Wide brim technical sunhat, wraparound sunglasses, short sleeve check shirt, technical zip-off trousers, Berghaus hiking boots or Teva sandals, rucksack containing packed lunch, 2 water bottles, suncream, umbrella and perhaps even a folding chair.

You are a specialist and seasoned show goer. Come rain or shine, nothing catches you out. You weren’t planning on spending big, unless the Beekeepers Association honey salesmen have brought their A-game. You’re mainly here to watch the talks in the Game Fair theatre, the falconry and the cooking demonstrations. Your approach to visiting every corner of the showground will be methodical and comprehensive; few will squeeze as much out of the Game Fair as you.


Neatly ironed plain collared shirt, Nehru, chinos, R.M. Williams boots, Holland & Holland cap (esp. if balding).

You are Mr Nehru. You’re not quite up to speed on the politics of 1940s India, but you’re a great fan of the eponymous fashion statement of its first Prime Minister. You are living proof of ZZ Top’s theory that girls love a ‘sharp dressed man’. You drove to the Game Fair in the VW Golf you use as your chartered surveyor runaround as your father’s Range Rover was unavailable. You love the Game Fair, especially ogling the English best guns, testing out 4x4 interiors and trying to convince your girlfriend that you really do need that Perazzi. In all likelihood, you’ll be spending most of your money buying presents for your girlfriend, but, oh! Hang on! Is that a stand selling Nehrus?!


Navy and red Musto windbreaker (weather permitting), polo shirt, jodhpurs, half chaps, riding boots, ponytail/baseball cap combo.

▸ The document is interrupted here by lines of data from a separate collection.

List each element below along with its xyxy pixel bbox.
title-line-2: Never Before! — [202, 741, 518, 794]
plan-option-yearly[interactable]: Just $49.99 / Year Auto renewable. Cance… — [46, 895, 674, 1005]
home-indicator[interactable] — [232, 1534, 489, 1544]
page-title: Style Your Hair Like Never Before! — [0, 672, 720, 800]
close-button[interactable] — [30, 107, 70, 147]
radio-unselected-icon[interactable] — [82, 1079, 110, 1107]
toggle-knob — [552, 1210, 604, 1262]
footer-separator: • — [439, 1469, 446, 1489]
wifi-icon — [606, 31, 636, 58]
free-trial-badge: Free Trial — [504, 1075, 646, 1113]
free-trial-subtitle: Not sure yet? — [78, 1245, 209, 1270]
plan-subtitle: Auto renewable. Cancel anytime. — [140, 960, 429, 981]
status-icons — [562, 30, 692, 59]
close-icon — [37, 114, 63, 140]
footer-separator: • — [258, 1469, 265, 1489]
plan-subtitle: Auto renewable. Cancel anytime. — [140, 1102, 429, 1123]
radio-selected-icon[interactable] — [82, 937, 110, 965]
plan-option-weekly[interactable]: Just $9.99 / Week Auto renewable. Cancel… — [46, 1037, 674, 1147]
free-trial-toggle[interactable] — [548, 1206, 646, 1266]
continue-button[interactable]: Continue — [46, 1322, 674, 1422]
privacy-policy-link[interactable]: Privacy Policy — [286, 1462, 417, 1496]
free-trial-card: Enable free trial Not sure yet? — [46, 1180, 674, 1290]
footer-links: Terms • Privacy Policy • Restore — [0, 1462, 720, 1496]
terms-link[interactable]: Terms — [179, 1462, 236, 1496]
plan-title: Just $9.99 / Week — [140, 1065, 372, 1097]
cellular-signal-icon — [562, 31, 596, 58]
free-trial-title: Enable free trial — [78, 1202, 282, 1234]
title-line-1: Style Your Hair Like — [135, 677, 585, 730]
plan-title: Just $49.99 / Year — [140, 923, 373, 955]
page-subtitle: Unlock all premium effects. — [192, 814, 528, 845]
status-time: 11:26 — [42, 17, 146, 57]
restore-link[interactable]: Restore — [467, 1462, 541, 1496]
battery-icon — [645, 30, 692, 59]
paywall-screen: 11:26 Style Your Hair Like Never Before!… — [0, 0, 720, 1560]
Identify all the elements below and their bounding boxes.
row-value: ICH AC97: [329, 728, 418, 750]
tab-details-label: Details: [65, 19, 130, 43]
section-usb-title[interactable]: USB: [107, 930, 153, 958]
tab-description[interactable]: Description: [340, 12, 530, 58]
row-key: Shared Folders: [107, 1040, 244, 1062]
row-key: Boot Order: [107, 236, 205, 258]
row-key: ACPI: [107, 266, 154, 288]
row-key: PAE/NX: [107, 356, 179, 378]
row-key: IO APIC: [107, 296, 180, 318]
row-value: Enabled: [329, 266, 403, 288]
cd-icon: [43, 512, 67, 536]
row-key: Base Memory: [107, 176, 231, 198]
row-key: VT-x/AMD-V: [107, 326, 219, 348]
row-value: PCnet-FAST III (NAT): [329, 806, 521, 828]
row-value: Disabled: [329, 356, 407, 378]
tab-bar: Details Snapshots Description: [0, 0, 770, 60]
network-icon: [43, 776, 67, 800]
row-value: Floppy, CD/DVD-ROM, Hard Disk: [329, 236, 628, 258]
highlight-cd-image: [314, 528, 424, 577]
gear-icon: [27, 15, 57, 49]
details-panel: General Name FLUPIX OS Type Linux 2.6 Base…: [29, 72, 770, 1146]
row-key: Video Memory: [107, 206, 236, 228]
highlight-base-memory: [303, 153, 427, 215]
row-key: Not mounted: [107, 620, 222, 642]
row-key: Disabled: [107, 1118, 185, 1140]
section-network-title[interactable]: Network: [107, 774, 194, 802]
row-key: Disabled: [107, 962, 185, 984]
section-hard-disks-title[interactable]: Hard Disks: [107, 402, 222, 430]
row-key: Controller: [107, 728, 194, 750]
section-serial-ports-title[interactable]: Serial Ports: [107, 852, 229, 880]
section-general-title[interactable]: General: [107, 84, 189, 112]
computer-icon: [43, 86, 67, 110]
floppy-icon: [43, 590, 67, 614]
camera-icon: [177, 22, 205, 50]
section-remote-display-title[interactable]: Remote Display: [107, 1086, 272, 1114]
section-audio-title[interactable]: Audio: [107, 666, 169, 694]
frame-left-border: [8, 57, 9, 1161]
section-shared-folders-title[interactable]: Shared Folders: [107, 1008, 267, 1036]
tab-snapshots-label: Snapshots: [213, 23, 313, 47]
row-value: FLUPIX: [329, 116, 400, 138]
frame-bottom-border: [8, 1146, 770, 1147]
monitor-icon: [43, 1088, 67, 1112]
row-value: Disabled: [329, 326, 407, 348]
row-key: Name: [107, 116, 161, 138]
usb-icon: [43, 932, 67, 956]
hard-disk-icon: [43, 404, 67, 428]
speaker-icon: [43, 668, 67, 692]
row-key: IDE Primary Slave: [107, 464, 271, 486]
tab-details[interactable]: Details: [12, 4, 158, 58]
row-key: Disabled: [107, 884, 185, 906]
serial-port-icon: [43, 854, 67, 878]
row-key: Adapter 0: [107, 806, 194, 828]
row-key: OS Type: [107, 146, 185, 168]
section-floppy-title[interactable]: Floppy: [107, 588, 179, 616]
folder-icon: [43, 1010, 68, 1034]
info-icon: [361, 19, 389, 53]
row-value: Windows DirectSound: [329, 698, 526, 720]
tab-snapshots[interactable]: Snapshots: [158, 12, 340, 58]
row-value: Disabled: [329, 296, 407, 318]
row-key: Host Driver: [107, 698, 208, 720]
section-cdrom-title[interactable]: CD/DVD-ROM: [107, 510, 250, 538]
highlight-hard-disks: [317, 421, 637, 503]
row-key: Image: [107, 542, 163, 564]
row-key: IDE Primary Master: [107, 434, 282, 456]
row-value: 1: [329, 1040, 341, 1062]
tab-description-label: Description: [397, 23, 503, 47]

You were up before dawn, you’re a mover and a shaker, you’re the doyenne of Gymkhana. You’re here for two reasons: to win the inter-hunt relay for a fourth year on the trot and to help your daughter to victory in the Shetland Pony Grand National. You can be found anywhere between the hound ring and the horsebox area, but you won’t have time to relax into a drink and a chinwag, not whilst there are rosettes and trophies to be won.